Espaldon, citing the 2012 ruling on Fortun v. Macapagal-Arroyo, et al., stated that while the President has the power to declare Martial Law, Congress has the power to maintain or revoke the declaration after its evaluation of the situation.

As for the Supreme Court, Coronacion noted that the “judiciary can review the facts that justify the declaration of martial law or the suspension of the privilege of the writ of habeas corpus.” Upon receipt of an appropriate proceeding filed by any citizen, the Supreme Court must render its decision within thirty days from the filing, according to Espaldon, citing the IBP vs. Zamora, 2000 case.

 

After sixty days

Unless Congress extends Martial Law in Mindanao, it will automatically be lifted after sixty days.

 

The writ of habeas corpus

Espaldon explains that the writ of habeas corpus directs the person who is detaining another person to produce the body of the latter at a designated time and place and to show the cause of such detention.
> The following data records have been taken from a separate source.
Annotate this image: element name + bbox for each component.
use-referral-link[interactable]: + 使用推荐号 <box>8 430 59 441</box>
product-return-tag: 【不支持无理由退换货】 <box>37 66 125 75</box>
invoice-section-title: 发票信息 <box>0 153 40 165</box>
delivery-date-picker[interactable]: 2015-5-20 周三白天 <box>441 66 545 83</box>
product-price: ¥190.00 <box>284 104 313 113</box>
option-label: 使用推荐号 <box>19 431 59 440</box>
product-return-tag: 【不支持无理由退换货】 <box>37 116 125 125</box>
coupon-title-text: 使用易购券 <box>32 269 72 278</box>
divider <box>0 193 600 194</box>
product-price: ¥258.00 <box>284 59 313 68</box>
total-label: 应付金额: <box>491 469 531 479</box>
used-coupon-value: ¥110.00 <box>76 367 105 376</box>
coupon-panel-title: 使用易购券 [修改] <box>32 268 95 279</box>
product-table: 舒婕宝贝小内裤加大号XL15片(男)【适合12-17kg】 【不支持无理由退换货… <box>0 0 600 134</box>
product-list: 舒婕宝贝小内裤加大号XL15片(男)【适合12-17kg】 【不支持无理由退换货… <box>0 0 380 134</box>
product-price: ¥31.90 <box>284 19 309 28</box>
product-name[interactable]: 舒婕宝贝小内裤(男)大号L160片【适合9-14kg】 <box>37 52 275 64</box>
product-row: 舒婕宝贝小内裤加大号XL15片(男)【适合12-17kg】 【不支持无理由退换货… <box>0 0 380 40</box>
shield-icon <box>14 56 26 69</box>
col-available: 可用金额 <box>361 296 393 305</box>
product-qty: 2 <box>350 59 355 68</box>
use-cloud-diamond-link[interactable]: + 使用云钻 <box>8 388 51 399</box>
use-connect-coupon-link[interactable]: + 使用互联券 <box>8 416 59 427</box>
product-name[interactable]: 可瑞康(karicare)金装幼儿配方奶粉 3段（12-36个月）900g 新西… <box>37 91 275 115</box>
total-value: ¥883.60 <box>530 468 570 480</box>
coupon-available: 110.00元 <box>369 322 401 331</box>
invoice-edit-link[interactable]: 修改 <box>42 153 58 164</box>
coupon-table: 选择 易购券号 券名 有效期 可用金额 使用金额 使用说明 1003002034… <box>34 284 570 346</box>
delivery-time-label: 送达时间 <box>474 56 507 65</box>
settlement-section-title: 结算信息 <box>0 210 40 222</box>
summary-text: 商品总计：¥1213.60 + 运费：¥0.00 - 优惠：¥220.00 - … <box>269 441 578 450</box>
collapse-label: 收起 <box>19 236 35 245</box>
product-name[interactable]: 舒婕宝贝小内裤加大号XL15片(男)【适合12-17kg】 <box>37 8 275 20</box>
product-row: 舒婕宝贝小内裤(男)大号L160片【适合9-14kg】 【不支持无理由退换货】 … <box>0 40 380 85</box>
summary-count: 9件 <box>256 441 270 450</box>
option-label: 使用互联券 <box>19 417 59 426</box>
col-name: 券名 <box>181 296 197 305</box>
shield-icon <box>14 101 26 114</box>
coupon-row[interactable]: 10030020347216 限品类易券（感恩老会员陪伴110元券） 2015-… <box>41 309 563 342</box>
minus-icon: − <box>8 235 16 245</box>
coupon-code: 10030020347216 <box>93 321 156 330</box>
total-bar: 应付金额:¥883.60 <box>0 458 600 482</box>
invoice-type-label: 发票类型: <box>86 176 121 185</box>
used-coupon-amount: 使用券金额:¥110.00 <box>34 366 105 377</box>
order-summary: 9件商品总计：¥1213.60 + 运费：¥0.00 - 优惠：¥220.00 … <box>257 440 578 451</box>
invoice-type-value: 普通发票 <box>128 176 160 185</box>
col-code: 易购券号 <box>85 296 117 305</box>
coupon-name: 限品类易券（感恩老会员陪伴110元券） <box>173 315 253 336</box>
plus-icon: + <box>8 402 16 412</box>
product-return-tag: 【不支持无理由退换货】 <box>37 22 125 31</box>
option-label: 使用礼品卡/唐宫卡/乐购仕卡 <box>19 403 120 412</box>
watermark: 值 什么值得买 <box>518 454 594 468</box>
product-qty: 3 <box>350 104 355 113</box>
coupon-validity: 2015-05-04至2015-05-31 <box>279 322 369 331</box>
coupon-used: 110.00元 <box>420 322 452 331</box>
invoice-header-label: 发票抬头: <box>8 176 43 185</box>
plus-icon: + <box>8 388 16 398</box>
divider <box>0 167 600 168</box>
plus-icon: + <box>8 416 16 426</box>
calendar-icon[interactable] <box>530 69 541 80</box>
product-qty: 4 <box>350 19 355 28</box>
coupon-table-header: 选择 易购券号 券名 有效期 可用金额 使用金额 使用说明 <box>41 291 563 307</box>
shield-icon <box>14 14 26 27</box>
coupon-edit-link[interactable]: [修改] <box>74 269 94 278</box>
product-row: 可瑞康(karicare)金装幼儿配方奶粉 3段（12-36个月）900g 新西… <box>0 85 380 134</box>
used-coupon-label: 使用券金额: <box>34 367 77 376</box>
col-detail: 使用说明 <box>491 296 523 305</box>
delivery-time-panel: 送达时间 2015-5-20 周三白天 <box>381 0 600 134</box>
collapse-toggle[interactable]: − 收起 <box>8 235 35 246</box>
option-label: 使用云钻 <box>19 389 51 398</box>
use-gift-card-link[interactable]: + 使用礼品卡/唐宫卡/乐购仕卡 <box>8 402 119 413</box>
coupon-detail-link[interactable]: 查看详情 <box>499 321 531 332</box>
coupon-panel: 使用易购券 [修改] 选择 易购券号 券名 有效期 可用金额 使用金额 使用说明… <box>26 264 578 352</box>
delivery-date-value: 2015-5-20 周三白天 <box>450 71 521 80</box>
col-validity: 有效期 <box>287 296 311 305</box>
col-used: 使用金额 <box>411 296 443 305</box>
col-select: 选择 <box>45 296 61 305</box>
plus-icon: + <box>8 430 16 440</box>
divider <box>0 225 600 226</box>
The option of the President to implement to suspension of the privilege of the writ of habeas corpus requires the declaration of martial law in the Philippines or any of its parts. The President can only suspend the privilege of the writ, but not the writ itself. `

If such privilege is suspended, only those persons who have been judicially charged for rebellion or offenses inherent in or directly connected with invasion will be covered. These persons must be charged within three days; otherwise, they must be released.

 

Civilian rights under Martial Law

Espaldon said that Martial Law does not “suspend the operation of the Constitution, supplant the functioning of the civil courts or legislative assemblies, and authorize conferment of jurisdiction over civilians where civil courts are able to function.” In short, civilians cannot be tried in military courts, when civil courts remain operational.

 

Being vigilant and responsible

After the declaration, netizens—both plain citizens and personalities alike—voiced mixed reactions to the development. Some praised and supported the President, while others voiced concern about the decision to place all of Mindanao under martial rule.

Reacting to this behavior, Tayao called on people to “be equally interested with how rebellion and lawlessness have become in Mindanao.” He further said that too much coverage and publicity may become counter-protective to quelling insurgency: “Media should refrain from reporting troop movements, especially military plans. We should learn from the Luneta hostage taking and the Zamboanga siege, where the media were given free access and the perpetrators managed to anticipate government forces’ moves every step of the way.”

The six-day-old declaration continues to get diverse reactions from different quarters. What remains true, however, is the desire for lasting peace to finally take hold in the country, and for those affected to be alleviated from the perils of armed conflict.